Selunaya laughed—a hard, amused sound. “You think you can make a Princess of Vesper disappear? You overreach yourself.”
“You were foolish enough to come with only one retainer. I know your family doesn’t know you’re gone. I can color your hair. Yes—you’ll look quite different by the time I’m done with you.”
Selunaya had not moved. Even from behind, Isedar could hear the scorn in her voice. “Your men love their pay more than they love you, Captain Kochill. Do not test their loyalty.”
“Their loyalty is mine enough, Vesperi bitch,” he growled. Then he sprang forward to knock her into the cell, and slam the door.
Isedar leaped for the entrance, but he knew he could not draw his naiya in this confined space. He hoped to reach the bars before—
But Selunaya was moving too. With a lithe twist neither man expected, she spun and ducked gracefully under the Captain’s arm. Isedar had just enough time to see a glint of steel in her pale hand before she came full up against Alfonse’s body. Red velvet skirts swirled high, engulfing his steel-clad calves, thighs, hips—and then one white hand cupped the Captain’s cheek as the other descended towards his neck in a savage, downward stab. Alfonse slumped to the ramp, then rolled heavily off, his shocked hands clutching at the hilt of the ruby and silver stiletto that now protruded from his neck. Isedar heard him make a hoarse, wet gurgling sound.
“I would not remove that, if I were you,” Selunaya said conversationally as she descended the ramp and stepped over his body. “If you leave it in, you may have a few moments to commit your soul to Vesper.”
Outside the transport, the lepedus and celestin slavers stilled in their tracks, and stared.
Selunaya turned, and caught Isedar’s eye. A moment later, he was before her, on the grass outside the wagon. Her hand lightly touched his shoulder and he fell into stance.

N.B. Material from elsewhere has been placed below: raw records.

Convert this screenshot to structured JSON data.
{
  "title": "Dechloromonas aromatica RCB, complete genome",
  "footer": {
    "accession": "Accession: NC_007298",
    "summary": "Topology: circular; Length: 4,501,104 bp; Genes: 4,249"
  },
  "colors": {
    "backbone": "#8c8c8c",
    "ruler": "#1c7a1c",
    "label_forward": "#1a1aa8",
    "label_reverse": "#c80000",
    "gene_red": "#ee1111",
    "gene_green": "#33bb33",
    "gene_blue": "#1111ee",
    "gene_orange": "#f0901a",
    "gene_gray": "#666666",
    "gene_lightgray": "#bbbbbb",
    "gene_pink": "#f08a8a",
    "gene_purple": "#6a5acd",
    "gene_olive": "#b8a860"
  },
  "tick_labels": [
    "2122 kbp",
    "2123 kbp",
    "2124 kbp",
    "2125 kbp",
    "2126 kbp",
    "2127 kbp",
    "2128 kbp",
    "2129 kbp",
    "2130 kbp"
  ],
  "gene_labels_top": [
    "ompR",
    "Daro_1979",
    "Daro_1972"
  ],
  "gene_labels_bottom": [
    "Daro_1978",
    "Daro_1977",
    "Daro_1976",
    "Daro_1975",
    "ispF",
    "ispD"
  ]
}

She looked at Isedar but pitched her voice to carry. “Alphonse mentioned to me that none of his men could have taken you if they had not held your students hostage. All of those children are currently safe in the transport behind us. Is that not true, Lord Isedar?”
“It is, Your Highness.”
Selunaya stepped back. The slaver captain had, unwisely, withdrawn the blade. Blood vomited with heartbeat-regularity from the gash in his throat to the earth at her feet. The wine red of her gown, Isedar realized—the signature color of Vesper—was so close to the shade of fresh blood that the stains of it were indistinguishable in the velvet.

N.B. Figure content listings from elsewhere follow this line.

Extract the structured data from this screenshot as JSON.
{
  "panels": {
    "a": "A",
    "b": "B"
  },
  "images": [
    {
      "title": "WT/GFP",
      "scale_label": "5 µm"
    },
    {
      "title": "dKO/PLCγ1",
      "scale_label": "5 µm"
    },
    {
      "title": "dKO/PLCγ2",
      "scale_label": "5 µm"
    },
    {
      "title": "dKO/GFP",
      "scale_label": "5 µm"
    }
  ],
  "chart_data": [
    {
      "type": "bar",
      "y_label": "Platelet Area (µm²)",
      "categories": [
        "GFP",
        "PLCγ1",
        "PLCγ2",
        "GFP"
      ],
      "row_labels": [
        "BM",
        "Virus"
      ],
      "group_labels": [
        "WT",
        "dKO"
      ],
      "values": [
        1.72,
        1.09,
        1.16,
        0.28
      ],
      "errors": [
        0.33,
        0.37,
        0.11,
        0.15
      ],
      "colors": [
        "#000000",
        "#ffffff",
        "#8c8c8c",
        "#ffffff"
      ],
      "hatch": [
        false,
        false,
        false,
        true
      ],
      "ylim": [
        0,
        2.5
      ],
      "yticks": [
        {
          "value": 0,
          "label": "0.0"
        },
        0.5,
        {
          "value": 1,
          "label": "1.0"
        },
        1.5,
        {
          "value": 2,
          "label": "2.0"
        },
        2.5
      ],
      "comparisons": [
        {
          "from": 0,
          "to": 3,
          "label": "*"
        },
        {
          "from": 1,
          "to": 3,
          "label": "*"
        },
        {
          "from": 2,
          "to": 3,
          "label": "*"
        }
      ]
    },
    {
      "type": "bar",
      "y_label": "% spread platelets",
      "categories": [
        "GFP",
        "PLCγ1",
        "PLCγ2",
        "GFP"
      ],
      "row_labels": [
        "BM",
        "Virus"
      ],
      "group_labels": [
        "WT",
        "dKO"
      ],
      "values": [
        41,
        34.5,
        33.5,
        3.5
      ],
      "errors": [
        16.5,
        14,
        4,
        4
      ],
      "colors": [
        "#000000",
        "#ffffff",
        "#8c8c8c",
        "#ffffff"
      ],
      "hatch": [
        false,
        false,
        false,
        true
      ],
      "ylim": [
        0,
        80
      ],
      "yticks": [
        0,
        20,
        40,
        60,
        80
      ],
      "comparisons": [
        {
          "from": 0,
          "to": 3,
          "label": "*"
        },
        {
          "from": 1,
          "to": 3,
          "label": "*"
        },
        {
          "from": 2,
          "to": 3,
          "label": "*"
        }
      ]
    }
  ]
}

“So you may try your luck now, if you believe your late Captain prone to overestimating his opponents' abilities,” Selunaya cast out to the gathered knot of slavers. “Or you may return to Nyron Silmet and receive payment as planned from my steward.” Her chin rose. Isedar did not have to be in his naiya trance to visualize how the ethereal strands of silk that snared the camp tightened unto choking, stilling all the men in her web. “The choice is yours.”
* * *
“I have never held slavery in particularly high esteem.” Selunaya's face bore an expression of mild distaste as she surveyed the children inside the wagon.
Isedar flicked his blade in ritual cleansing, droplets of blood spinning into the dark. Some of the slavers had chosen to fight. Others had run. Edgar was cleaning up the last of the bodies, his darkwork gently interring them in the silent earth.
The Princess turned her head to look at him, her expression unreadable. “It seems we shall be returning more than just your six students to your father’s house,” she said.
Isedar sheathed his naiya. It was not hard to guess what she was thinking. He did not look at his students, not even at Ava, as he took her hand, and bowed. “My father will not detain you, and I will return with you to Nyron Silmet,” he said gravely. “I gave you my word.”
She bowed her head. “Very well. I am in your hands, Isedar Matine.”